Also treffen wir uns am gestrigen Abend mit reichlich Verspaetung vor der Uni in Saida. Per Bus geht es von hier weiter nach Nabatieh, einer Stadt 50 Kilometer weiter im Landesinneren aus deren Umgebung der Grossteil der Studenten kommt. Am Stadteingang von Nabatieh passieren wir eine Gedenktafel, die den etwa 50 "Hizbollah-Maertyrern" der Stadt gewidmet ist, die waehrend des Julikriegs getoetet wurden. Das beliebteste Restaurant der Stadt, die man ohne Uebertreibung als Hizbollah-Hochburg bezeichnen kann, "Kentucky Fried Chicken", lassen wir links liegen und fahren stattdessen zu einem Ausflugslokal Nabatiehs, wo die Party steigen soll.

Etwa 60 junge Libanesen zwischen 18 und 25 fuellen den Saal. Bei den Jungs stehen Hemden und weisse Jackets hoch im Kurs, die jungen Damen haben sich genauso rausgeputzt wie Frauen die in Schwedt, Kiel oder Berlin in die Disco gehen, nur zwei Maedchen tragen Kopftuch. Mit Haargel und der Parfumflasche wird im Libanon deutlich offensiver umgegangen als in Deutschland. Am Buffet kann man sich mit Tabbouleh, dem typisch libanesischen Petersiliensalat, Blaetterteigrollen und Pizza versorgen. Alkoholfreie Getraenke gibt es kostenlos, die Flasche Wodka kostet 20 US-Dollar - ein Preis der den nicht jeden Libanesen abschreckt.

Der DJ spielt einen wilden Mix aus Techno, R'n'B und den aktuellen arabischen Charthits. Anders als in deutschen Discos ist es hier noch ueblich, dass der Mann die Dame zum Tanz bittet und fast nur Paerchen zusammen tanzen. Das aendert sich jedoch beim Dabka, dem arabischen Schreittanz bei dem sich alle an den Haenden fassen, eine Reihe bilden und im Takt huepfen. Ein weiterer Hoehepunkt des Abends ist eine Breakdance-Performance von vier Studenten.

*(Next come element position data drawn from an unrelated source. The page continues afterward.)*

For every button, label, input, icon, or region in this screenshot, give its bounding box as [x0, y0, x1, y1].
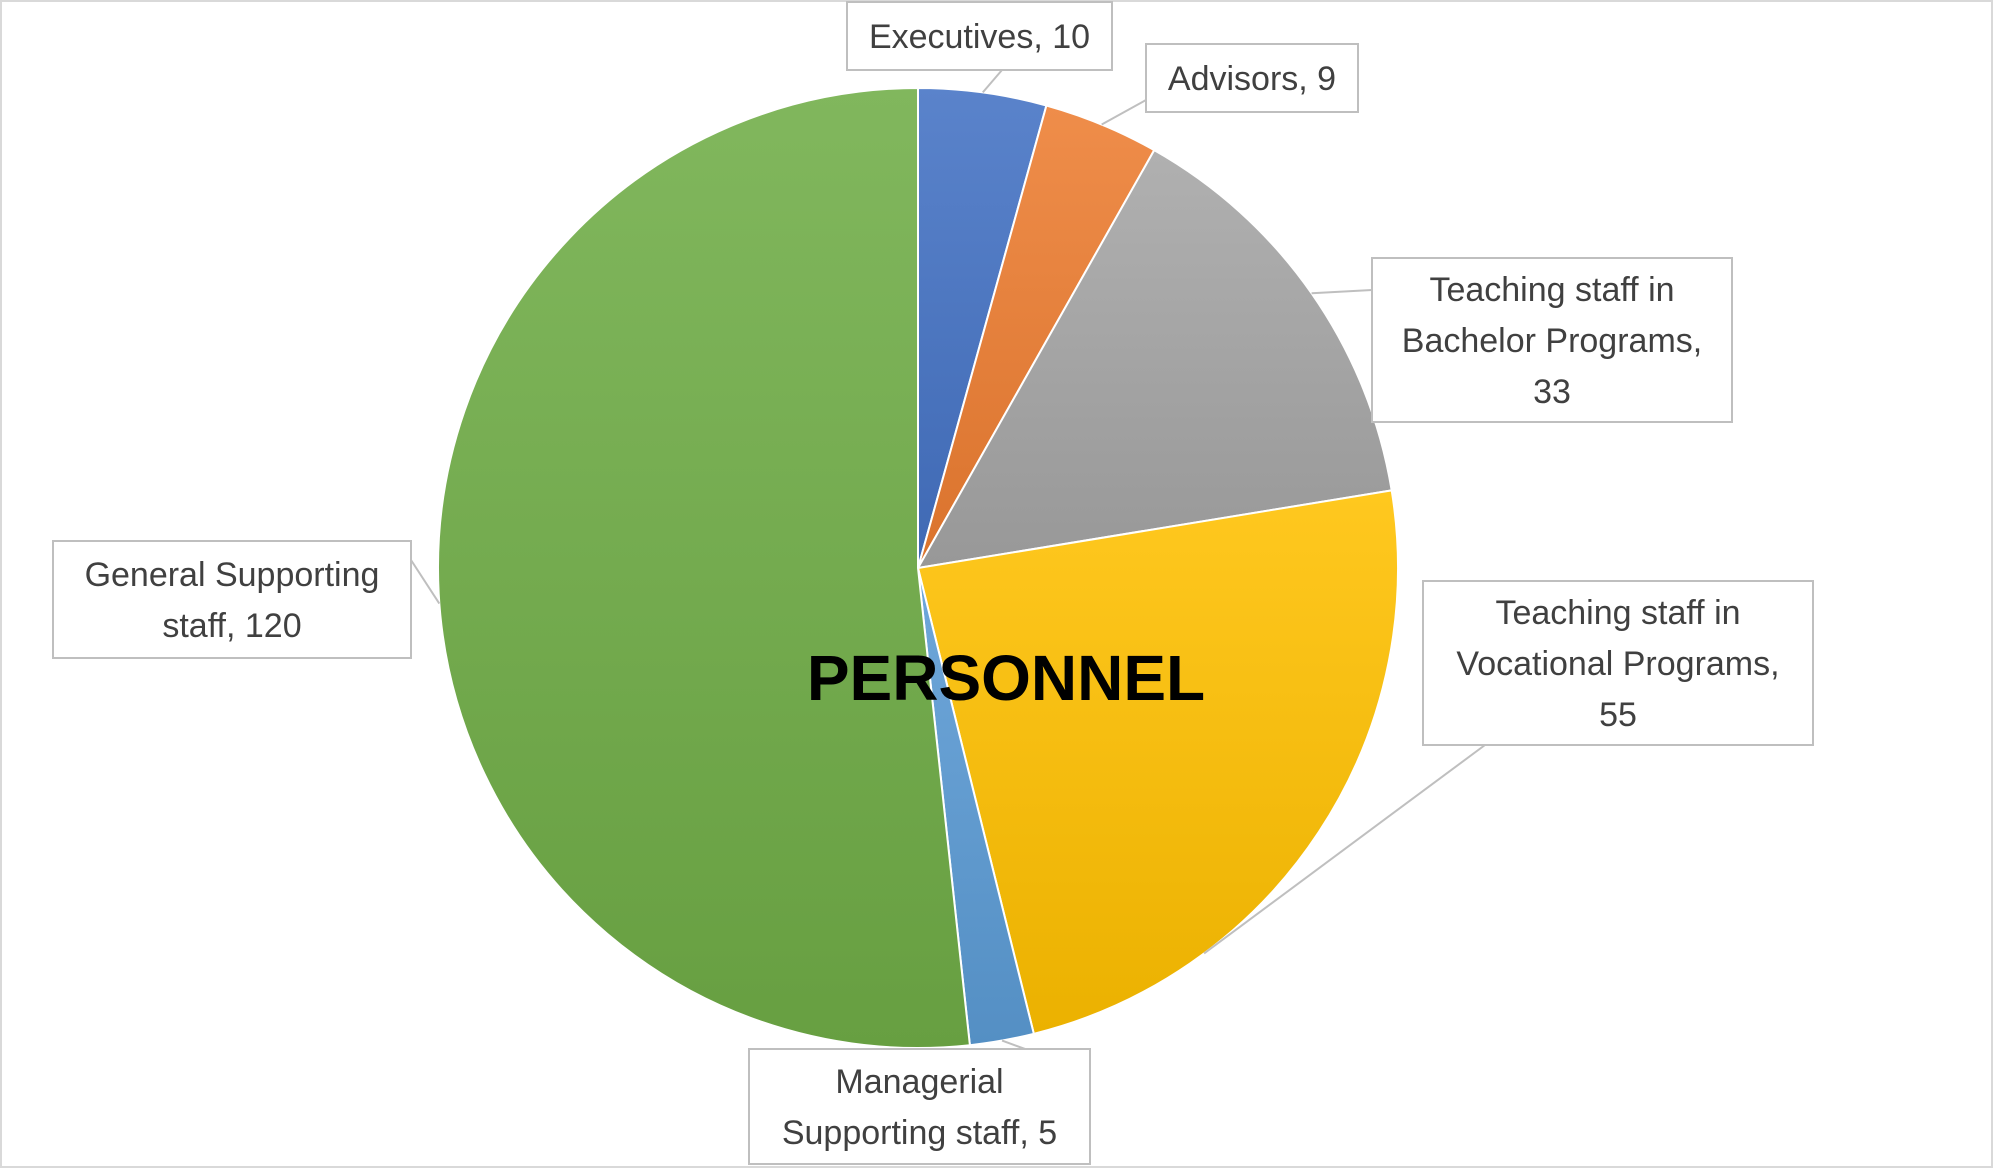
data-label: staff, 120: [162, 607, 301, 645]
data-label-box: [748, 1048, 1091, 1165]
data-label-box: [52, 540, 412, 659]
data-label: Executives, 10: [869, 18, 1090, 56]
data-label-box: [1145, 43, 1359, 113]
data-label-box: [846, 1, 1113, 71]
slices-layer: [437, 86, 1399, 1049]
leader-line: [982, 69, 1003, 94]
data-label: Teaching staff in: [1495, 594, 1740, 632]
leader-line: [1101, 99, 1147, 126]
leader-line: [410, 559, 441, 605]
data-label: Teaching staff in: [1429, 271, 1674, 309]
leader-line: [1311, 289, 1373, 295]
data-label: General Supporting: [85, 556, 380, 594]
data-label-box: [1371, 257, 1733, 423]
data-label: Advisors, 9: [1168, 60, 1336, 98]
data-label: Managerial: [835, 1063, 1003, 1101]
data-label: 33: [1533, 373, 1571, 411]
leader-line: [1203, 744, 1486, 955]
pie-slice-general-supporting-staff: [437, 86, 971, 1049]
data-label: Vocational Programs,: [1456, 645, 1779, 683]
pie-slice-teaching-staff-in-vocational-programs: [916, 489, 1399, 1036]
chart-title: PERSONNEL: [807, 642, 1205, 714]
data-label: Bachelor Programs,: [1402, 322, 1702, 360]
data-label: Supporting staff, 5: [782, 1114, 1057, 1152]
labels-layer: Executives, 10 Advisors, 9 Teaching staff …: [52, 1, 1814, 1165]
data-label: 55: [1599, 696, 1637, 734]
data-label-box: [1422, 580, 1814, 746]
leader-line: [1001, 1039, 1026, 1050]
leaders-layer: [410, 69, 1486, 1050]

Als die Musik stoppt und das Licht angeht ist es zu spaet um noch nach Beirut zurueckzukehren, Hasan bietet uns an in seinem Haus in Nabatieh zu schlafen. Hasans Vater ist noch wach als wir dort ankommen, wir trinken Tee, reden ueber dieses und jenes. Waehrend des letzten Libanonkriegs harrte die 8-koepfige Familie die ersten 15 Tage in ihrem Haus aus, dann wurde die Situation jedoch unertraeglich und man entschloss sich zur Flucht nach Saida. Ihr Haus blieb bis auf ein paar kaputte Fenster unbeschaedigt, 200 Meter entfernt kam jedoch eine befreundete Familie in den Trummern ihres Hauses ums Leben, die Bombe hatte sie im Schlaf ueberrascht. Dort wo bis zum Juli das Lokalstudio des Hizbollah-nahen TV-Senders "al-Manar" in Nabatieh stand, klafft heute ein 10 Meter tiefer Krater. Von den knapp 100000 Einwohnern seien waehrend der israelischen Angriffe nur 2000 Menschen in der Stadt geblieben, die zirka 15 Kilometer von der Grenze entfernt liegt.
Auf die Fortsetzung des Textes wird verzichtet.